“No puede retroceder el tiempo señor, solo Dios puede hacerlo”. Don Haskins, otro de los asistentes de Hank Iba, amenazó con abandonar la cancha y llevar a todo el equipo a vestuarios. Jones le respondió que si hacía eso, podían olvidarse de la medalla de oro. Iba fue contundente: “No quiero perder este partido sentado en los vestuarios”. Con la tensión por los aires, los nervios a flor de piel, los americanos decidieron quedarse en la pista.

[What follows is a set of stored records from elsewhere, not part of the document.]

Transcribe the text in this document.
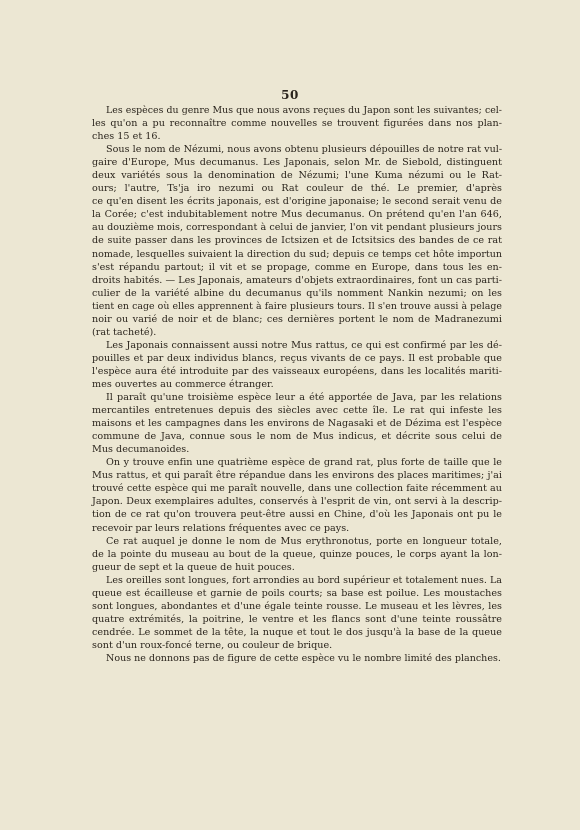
50
Les espèces du genre Mus que nous avons reçues du Japon sont les suivantes; cel-
les qu'on a pu reconnaître comme nouvelles se trouvent figurées dans nos plan-
ches 15 et 16.
Sous le nom de Nézumi, nous avons obtenu plusieurs dépouilles de notre rat vul-
gaire d'Europe, Mus decumanus. Les Japonais, selon Mr. de Siebold, distinguent
deux variétés sous la denomination de Nézumi; l'une Kuma nézumi ou le Rat-
ours; l'autre, Ts'ja iro nezumi ou Rat couleur de thé. Le premier, d'après
ce qu'en disent les écrits japonais, est d'origine japonaise; le second serait venu de
la Corée; c'est indubitablement notre Mus decumanus. On prétend qu'en l'an 646,
au douzième mois, correspondant à celui de janvier, l'on vit pendant plusieurs jours
de suite passer dans les provinces de Ictsizen et de Ictsitsics des bandes de ce rat
nomade, lesquelles suivaient la direction du sud; depuis ce temps cet hôte importun
s'est répandu partout; il vit et se propage, comme en Europe, dans tous les en-
droits habités. — Les Japonais, amateurs d'objets extraordinaires, font un cas parti-
culier de la variété albine du decumanus qu'ils nomment Nankin nezumi; on les
tient en cage où elles apprennent à faire plusieurs tours. Il s'en trouve aussi à pelage
noir ou varié de noir et de blanc; ces dernières portent le nom de Madranezumi
(rat tacheté).
Les Japonais connaissent aussi notre Mus rattus, ce qui est confirmé par les dé-
pouilles et par deux individus blancs, reçus vivants de ce pays. Il est probable que
l'espèce aura été introduite par des vaisseaux européens, dans les localités mariti-
mes ouvertes au commerce étranger.
Il paraît qu'une troisième espèce leur a été apportée de Java, par les relations
mercantiles entretenues depuis des siècles avec cette île. Le rat qui infeste les
maisons et les campagnes dans les environs de Nagasaki et de Dézima est l'espèce
commune de Java, connue sous le nom de Mus indicus, et décrite sous celui de
Mus decumanoides.
On y trouve enfin une quatrième espèce de grand rat, plus forte de taille que le
Mus rattus, et qui paraît être répandue dans les environs des places maritimes; j'ai
trouvé cette espèce qui me paraît nouvelle, dans une collection faite récemment au
Japon. Deux exemplaires adultes, conservés à l'esprit de vin, ont servi à la descrip-
tion de ce rat qu'on trouvera peut-être aussi en Chine, d'où les Japonais ont pu le
recevoir par leurs relations fréquentes avec ce pays.
Ce rat auquel je donne le nom de Mus erythronotus, porte en longueur totale,
de la pointe du museau au bout de la queue, quinze pouces, le corps ayant la lon-
gueur de sept et la queue de huit pouces.
Les oreilles sont longues, fort arrondies au bord supérieur et totalement nues. La
queue est écailleuse et garnie de poils courts; sa base est poilue. Les moustaches
sont longues, abondantes et d'une égale teinte rousse. Le museau et les lèvres, les
quatre extrémités, la poitrine, le ventre et les flancs sont d'une teinte roussâtre
cendrée. Le sommet de la tête, la nuque et tout le dos jusqu'à la base de la queue
sont d'un roux-foncé terne, ou couleur de brique.
Nous ne donnons pas de figure de cette espèce vu le nombre limité des planches.
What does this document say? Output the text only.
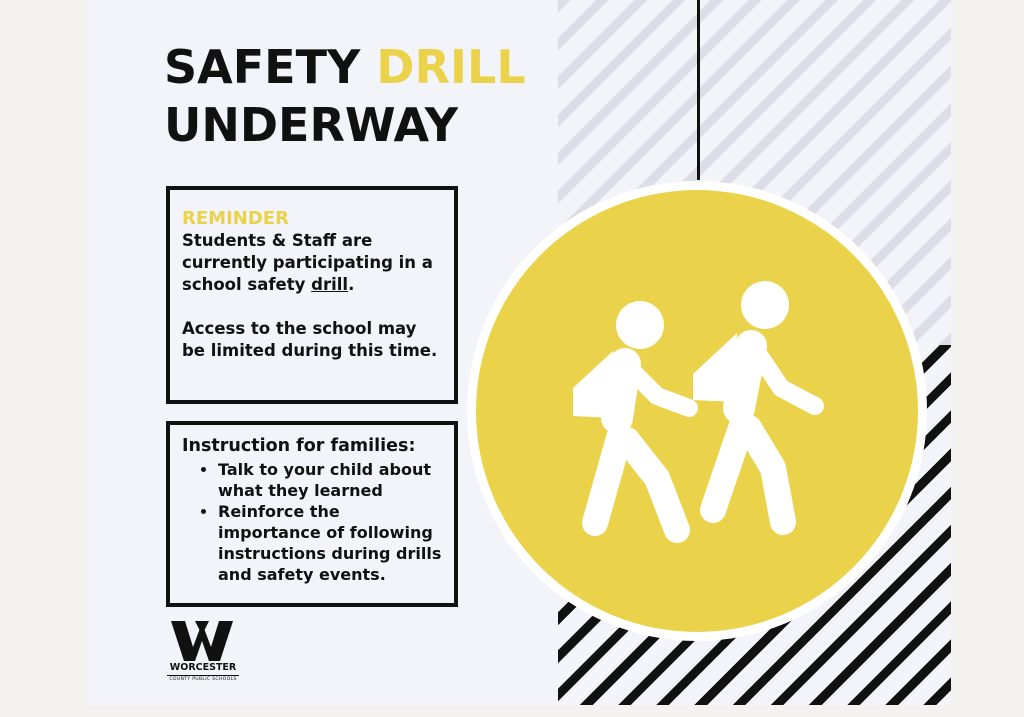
SAFETY DRILL
UNDERWAY
REMINDER
Students & Staff are currently participating in a school safety drill.
Access to the school may be limited during this time.
Instruction for families:
• Talk to your child about what they learned
• Reinforce the importance of following instructions during drills and safety events.
WORCESTER
COUNTY PUBLIC SCHOOLS
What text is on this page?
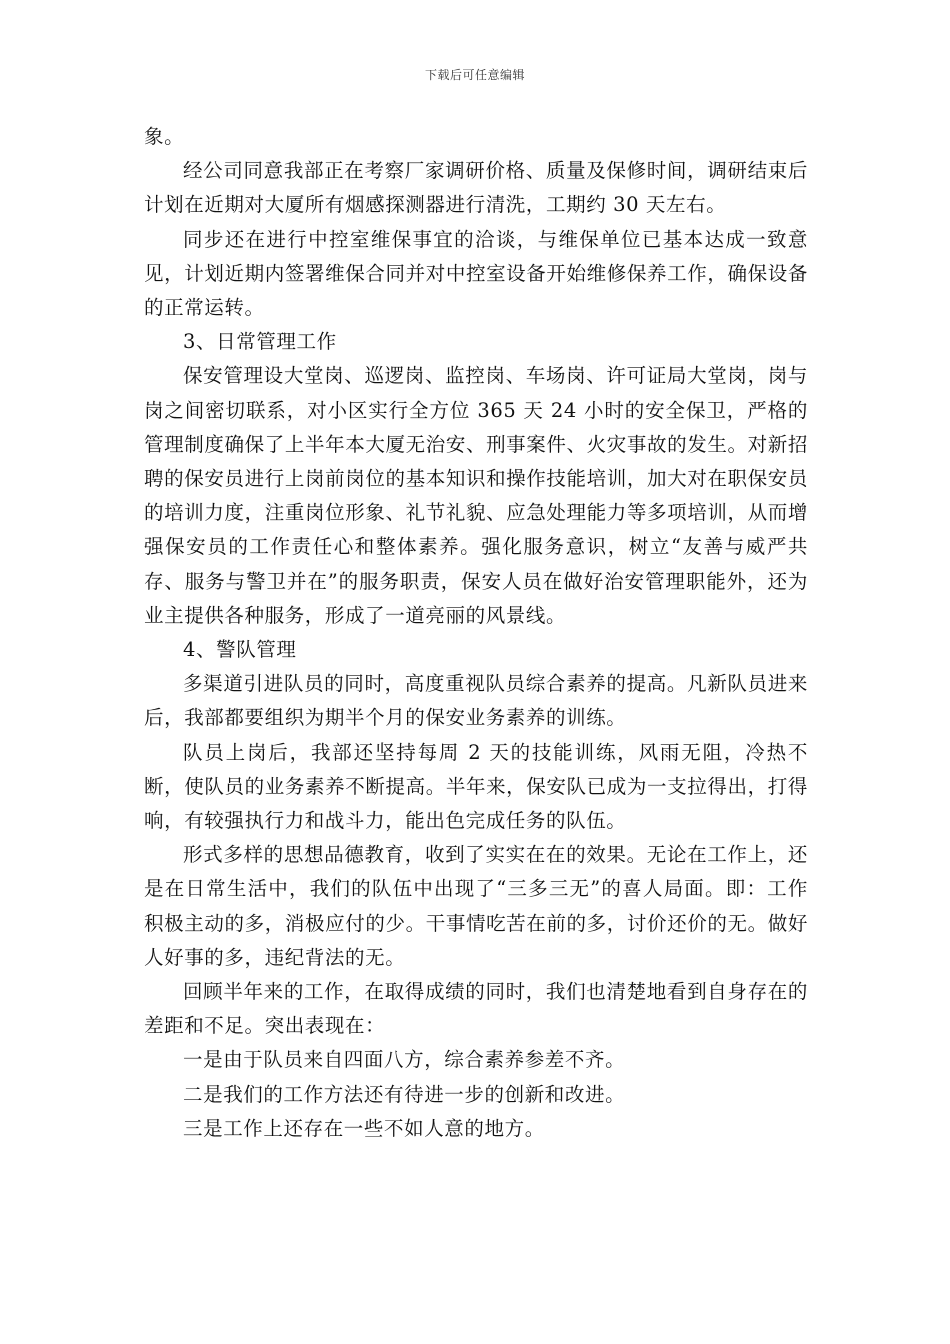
下载后可任意编辑

象。

经公司同意我部正在考察厂家调研价格、质量及保修时间，调研结束后计划在近期对大厦所有烟感探测器进行清洗，工期约 30 天左右。

同步还在进行中控室维保事宜的洽谈，与维保单位已基本达成一致意见，计划近期内签署维保合同并对中控室设备开始维修保养工作，确保设备的正常运转。

3、日常管理工作

保安管理设大堂岗、巡逻岗、监控岗、车场岗、许可证局大堂岗，岗与岗之间密切联系，对小区实行全方位 365 天 24 小时的安全保卫，严格的管理制度确保了上半年本大厦无治安、刑事案件、火灾事故的发生。对新招聘的保安员进行上岗前岗位的基本知识和操作技能培训，加大对在职保安员的培训力度，注重岗位形象、礼节礼貌、应急处理能力等多项培训，从而增强保安员的工作责任心和整体素养。强化服务意识，树立“友善与威严共存、服务与警卫并在”的服务职责，保安人员在做好治安管理职能外，还为业主提供各种服务，形成了一道亮丽的风景线。

4、警队管理

多渠道引进队员的同时，高度重视队员综合素养的提高。凡新队员进来后，我部都要组织为期半个月的保安业务素养的训练。

队员上岗后，我部还坚持每周 2 天的技能训练，风雨无阻，冷热不断，使队员的业务素养不断提高。半年来，保安队已成为一支拉得出，打得响，有较强执行力和战斗力，能出色完成任务的队伍。

形式多样的思想品德教育，收到了实实在在的效果。无论在工作上，还是在日常生活中，我们的队伍中出现了“三多三无”的喜人局面。即：工作积极主动的多，消极应付的少。干事情吃苦在前的多，讨价还价的无。做好人好事的多，违纪背法的无。

回顾半年来的工作，在取得成绩的同时，我们也清楚地看到自身存在的差距和不足。突出表现在：

一是由于队员来自四面八方，综合素养参差不齐。

二是我们的工作方法还有待进一步的创新和改进。

三是工作上还存在一些不如人意的地方。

Iba, en otra extraña decisión, no introdujo a ninguno de sus jugadores altos para defender la última jugada y sólo Tom McMillen se encontraba en la cancha. Mc Millen presionó el saque de fondo de Edeshko, pero Artenik Arabadjian, el árbitro búlgaro, le pidió que se separara del jugador soviético. Con el ambiente enrarecido y las pulsaciones a mil por hora, Mc Millen hizo caso al colegiado aunque su acción no era para nada ilegal: “En el fragor de la batalla, después de todo lo que había pasado, y para evitar que pudiera pitarme una falta técnica, accedí a separarme de Edeshko”, relató Mc Millen. Ese movimiento permitió al jugador soviético tener mucha más libertad para estirar el brazo y buscar el balón largo para Alexander Belov, que recibió la pelota, se deshizo de Joyce y Forbes, defensores más bajos que él, y anotó a tablero la canasta más importante de su vida. El jugador soviético corrió hacia su campo, donde estaba el banquillo del equipo, y una montaña de jugadores le rodeó mientras, en el otro lado, los norteamericanos no podían creérselo. Habían ganado el partido dos veces, pero hasta la tercera, nunca mejor dicho, no fue la vencida. A la 1.18 de la madrugada, Estados Unidos había perdido el primer partido olímpico de su historia. Un encuentro inolvidable que marcó a sus protagonistas para siempre.
Jim Forbes, el hombre que defendía a Belov, no deja de tener presente en ese instante: “No hay día que no me levante y piense que he decepcionado a mi país”.